Así, tras haber iniciado el torneo recordando a la mejor selección con victorias como el debutante Croacia por 68-40, los malos presagios empezaron a llegar con la derrota por 78-69 ante Eslovenia cuando habíamos comandado buena parte del partido el equipo.aún así todo ello parecía un espejismo con las historias cosechadas en los siguientes partidos ante la República Checa por 60-39, Polonia por 53-89, Georgia por 59-83 para pasar a la segunda fase. En esta ronda, el destino de España comenzó a coger forma cuando se repitió el mismo guion que ante Eslovenia. Comandar un partido para luego perecer en los estantes finales hecho que nos ocurrió contra Grecia con la que caímos por 79-75 o ante Italia donde el equipo pereció por 86-81 y donde la historia fue muy similar.

Todas estas situaciones, remarcadas por qué eran derrotas que se habían cosechado ante los mejores equipos de la competición y los aspirantes a hacerse con el hacían prever que el destino de España iba a estar muy lejos del ansiado trofeo que daría paso a la triple corona.

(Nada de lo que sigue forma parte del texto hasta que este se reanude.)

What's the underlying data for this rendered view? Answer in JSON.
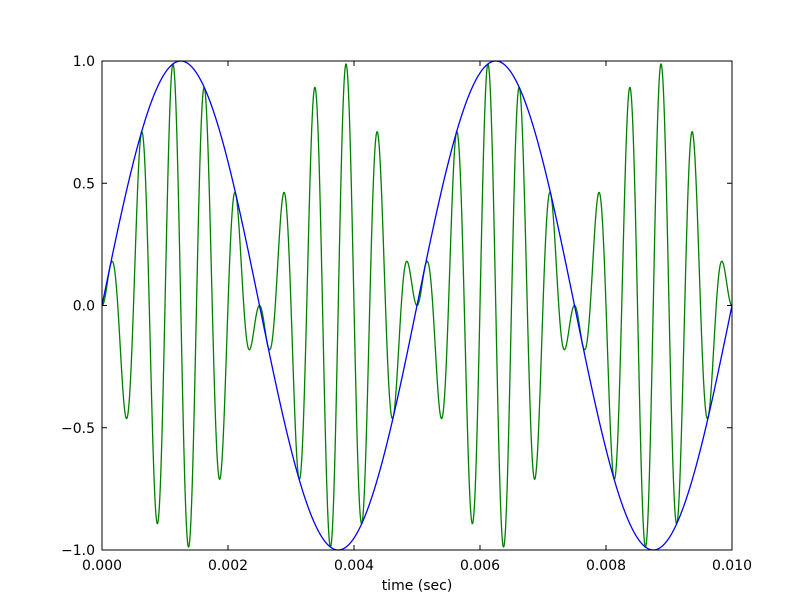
{
  "chart_data": {
    "type": "line",
    "title": "",
    "xlabel": "time (sec)",
    "ylabel": "",
    "xlim": [
      0.0,
      0.01
    ],
    "ylim": [
      -1.0,
      1.0
    ],
    "xticks": [
      0.0,
      0.002,
      0.004,
      0.006,
      0.008,
      0.01
    ],
    "xtick_labels": [
      "0.000",
      "0.002",
      "0.004",
      "0.006",
      "0.008",
      "0.010"
    ],
    "yticks": [
      -1.0,
      -0.5,
      0.0,
      0.5,
      1.0
    ],
    "ytick_labels": [
      "−1.0",
      "−0.5",
      "0.0",
      "0.5",
      "1.0"
    ],
    "grid": false,
    "legend": "none",
    "series": [
      {
        "color": "#0000ff",
        "form": "sin(2π·200·t)",
        "frequency_hz": 200,
        "amplitude": 1.0
      },
      {
        "color": "#008000",
        "form": "sin(2π·200·t)·sin(2π·2000·t)",
        "envelope_frequency_hz": 200,
        "carrier_frequency_hz": 2000,
        "amplitude": 1.0
      }
    ]
  }
}
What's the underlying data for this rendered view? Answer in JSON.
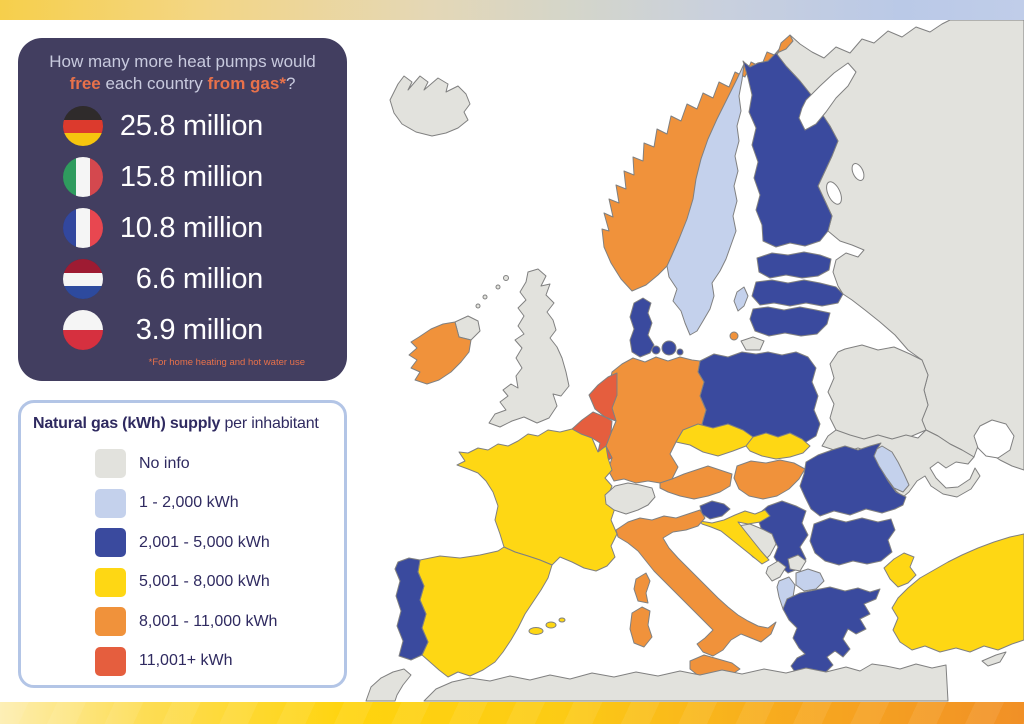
{
  "panel": {
    "title_line1": "How many more heat pumps would",
    "title_free": "free",
    "title_mid": " each country ",
    "title_fromgas": "from gas*",
    "title_question_mark": "?",
    "entries": [
      {
        "country": "Germany",
        "value": "25.8 million",
        "flag": {
          "type": "h",
          "colors": [
            "#2f2b2b",
            "#dc3a2d",
            "#f6c50e"
          ]
        }
      },
      {
        "country": "Italy",
        "value": "15.8 million",
        "flag": {
          "type": "v",
          "colors": [
            "#2f9b5e",
            "#f5f5f5",
            "#d4484e"
          ]
        }
      },
      {
        "country": "France",
        "value": "10.8 million",
        "flag": {
          "type": "v",
          "colors": [
            "#32479e",
            "#f5f5f5",
            "#e84750"
          ]
        }
      },
      {
        "country": "Netherlands",
        "value": "6.6 million",
        "flag": {
          "type": "h",
          "colors": [
            "#9e1b32",
            "#f5f5f5",
            "#2d4a9e"
          ]
        }
      },
      {
        "country": "Poland",
        "value": "3.9 million",
        "flag": {
          "type": "h",
          "colors": [
            "#f5f5f5",
            "#d6303f"
          ]
        }
      }
    ],
    "footnote": "*For home heating and hot water use"
  },
  "legend": {
    "title_bold": "Natural gas (kWh) supply",
    "title_rest": " per inhabitant",
    "items": [
      {
        "label": "No info",
        "color": "#e2e2dd"
      },
      {
        "label": "1 - 2,000 kWh",
        "color": "#c4d1ec"
      },
      {
        "label": "2,001 - 5,000 kWh",
        "color": "#3a4a9e"
      },
      {
        "label": "5,001 - 8,000 kWh",
        "color": "#fed714"
      },
      {
        "label": "8,001 - 11,000 kWh",
        "color": "#f0923b"
      },
      {
        "label": "11,001+ kWh",
        "color": "#e55e3e"
      }
    ]
  },
  "map": {
    "countries": [
      {
        "name": "iceland",
        "category": 0
      },
      {
        "name": "uk",
        "category": 0
      },
      {
        "name": "ireland",
        "category": 4
      },
      {
        "name": "norway",
        "category": 4
      },
      {
        "name": "sweden",
        "category": 1
      },
      {
        "name": "finland",
        "category": 2
      },
      {
        "name": "denmark",
        "category": 2
      },
      {
        "name": "estonia",
        "category": 2
      },
      {
        "name": "latvia",
        "category": 2
      },
      {
        "name": "lithuania",
        "category": 2
      },
      {
        "name": "poland",
        "category": 2
      },
      {
        "name": "germany",
        "category": 4
      },
      {
        "name": "netherlands",
        "category": 5
      },
      {
        "name": "belgium",
        "category": 5
      },
      {
        "name": "france",
        "category": 3
      },
      {
        "name": "corsica",
        "category": 4
      },
      {
        "name": "spain",
        "category": 3
      },
      {
        "name": "portugal",
        "category": 2
      },
      {
        "name": "switzerland",
        "category": 0
      },
      {
        "name": "austria",
        "category": 4
      },
      {
        "name": "czechia",
        "category": 3
      },
      {
        "name": "slovakia",
        "category": 3
      },
      {
        "name": "hungary",
        "category": 4
      },
      {
        "name": "slovenia",
        "category": 2
      },
      {
        "name": "croatia",
        "category": 3
      },
      {
        "name": "bosnia",
        "category": 0
      },
      {
        "name": "serbia",
        "category": 2
      },
      {
        "name": "montenegro",
        "category": 0
      },
      {
        "name": "kosovo",
        "category": 0
      },
      {
        "name": "albania",
        "category": 1
      },
      {
        "name": "north-macedonia",
        "category": 1
      },
      {
        "name": "greece",
        "category": 2
      },
      {
        "name": "romania",
        "category": 2
      },
      {
        "name": "bulgaria",
        "category": 2
      },
      {
        "name": "moldova",
        "category": 1
      },
      {
        "name": "ukraine",
        "category": 0
      },
      {
        "name": "belarus",
        "category": 0
      },
      {
        "name": "russia",
        "category": 0
      },
      {
        "name": "turkey",
        "category": 3
      },
      {
        "name": "cyprus",
        "category": 0
      },
      {
        "name": "italy",
        "category": 4
      },
      {
        "name": "bornholm",
        "category": 4
      },
      {
        "name": "north-africa",
        "category": 0
      }
    ]
  },
  "colors": {
    "panel_bg": "#423e60",
    "panel_text": "#c8cade",
    "accent_orange": "#e8714a",
    "legend_text": "#2f2a60",
    "legend_border": "#b3c5e6",
    "map_border": "#808080",
    "value_text": "#ffffff"
  }
}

La victoria ante Serbia por con un gran Sergio Rodríguez por 30 puntos tras finalizar 90-60, nos hacía soñar con alcanzar la final a pesar de encontrarnos con Francia. Sin embargo, y al igual que en el libro de García Márquez la muerte estaba anunciada por los acontecimientos anteriores.

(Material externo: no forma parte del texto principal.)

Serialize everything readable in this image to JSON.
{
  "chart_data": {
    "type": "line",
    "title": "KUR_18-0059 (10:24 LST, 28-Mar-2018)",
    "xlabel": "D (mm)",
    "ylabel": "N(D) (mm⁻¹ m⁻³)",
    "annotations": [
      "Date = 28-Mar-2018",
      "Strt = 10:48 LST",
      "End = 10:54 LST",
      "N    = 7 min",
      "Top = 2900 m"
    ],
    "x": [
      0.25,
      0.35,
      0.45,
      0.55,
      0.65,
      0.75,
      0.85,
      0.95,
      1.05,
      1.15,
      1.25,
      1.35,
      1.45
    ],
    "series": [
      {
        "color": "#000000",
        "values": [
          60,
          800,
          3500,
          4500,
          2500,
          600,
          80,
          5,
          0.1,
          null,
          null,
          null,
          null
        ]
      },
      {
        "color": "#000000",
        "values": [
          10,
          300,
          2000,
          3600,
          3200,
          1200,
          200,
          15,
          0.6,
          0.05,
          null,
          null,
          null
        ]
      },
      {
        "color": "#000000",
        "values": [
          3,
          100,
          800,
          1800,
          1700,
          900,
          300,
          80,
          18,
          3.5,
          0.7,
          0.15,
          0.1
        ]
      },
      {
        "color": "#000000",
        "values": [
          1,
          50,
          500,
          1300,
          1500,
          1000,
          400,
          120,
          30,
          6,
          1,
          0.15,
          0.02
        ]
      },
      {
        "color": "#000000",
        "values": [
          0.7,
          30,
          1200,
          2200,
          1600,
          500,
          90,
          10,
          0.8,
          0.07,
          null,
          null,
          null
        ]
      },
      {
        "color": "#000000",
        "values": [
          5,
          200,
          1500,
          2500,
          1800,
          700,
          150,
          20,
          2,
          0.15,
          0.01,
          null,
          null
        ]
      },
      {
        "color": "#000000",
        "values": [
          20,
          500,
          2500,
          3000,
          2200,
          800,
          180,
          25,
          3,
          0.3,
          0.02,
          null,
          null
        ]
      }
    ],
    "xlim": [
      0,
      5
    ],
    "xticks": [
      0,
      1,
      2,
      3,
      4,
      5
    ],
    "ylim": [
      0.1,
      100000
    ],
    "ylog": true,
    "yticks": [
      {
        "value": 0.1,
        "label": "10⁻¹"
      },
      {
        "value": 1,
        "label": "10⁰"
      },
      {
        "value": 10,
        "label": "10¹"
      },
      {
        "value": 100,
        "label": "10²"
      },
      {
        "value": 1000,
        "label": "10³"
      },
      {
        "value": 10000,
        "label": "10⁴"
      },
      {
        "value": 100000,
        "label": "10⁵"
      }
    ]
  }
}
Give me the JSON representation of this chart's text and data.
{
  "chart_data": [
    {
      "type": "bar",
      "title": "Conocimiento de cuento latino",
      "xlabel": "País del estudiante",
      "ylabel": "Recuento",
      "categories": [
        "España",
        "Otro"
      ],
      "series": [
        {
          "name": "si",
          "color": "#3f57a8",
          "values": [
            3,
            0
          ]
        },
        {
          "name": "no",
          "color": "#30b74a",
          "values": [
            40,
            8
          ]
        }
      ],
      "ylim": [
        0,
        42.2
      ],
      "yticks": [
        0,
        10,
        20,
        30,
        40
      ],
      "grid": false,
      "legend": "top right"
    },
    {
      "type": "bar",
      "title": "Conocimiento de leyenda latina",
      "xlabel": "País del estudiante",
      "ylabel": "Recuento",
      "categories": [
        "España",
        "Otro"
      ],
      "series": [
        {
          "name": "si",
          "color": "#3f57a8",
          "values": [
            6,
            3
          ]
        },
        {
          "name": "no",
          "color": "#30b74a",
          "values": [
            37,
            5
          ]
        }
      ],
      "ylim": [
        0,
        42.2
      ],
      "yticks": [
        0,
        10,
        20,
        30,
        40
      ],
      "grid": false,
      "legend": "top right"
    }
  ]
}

Si en el libro del escritor sudamericano los asesinos anuncian su acto antes de cometerlo el partido ante los franceses, liderados por Tony Parker, tenía marcada las mismas señas de los duelos ante los griegos, eslovenos o italianos. Un dominio y hasta ventaja a la hora de llegar al descanso, pero tras él, los de Orenga se desploman de nuevo para acabar otra vez sucumbiendo y firmando la crónica de una muerte anunciada.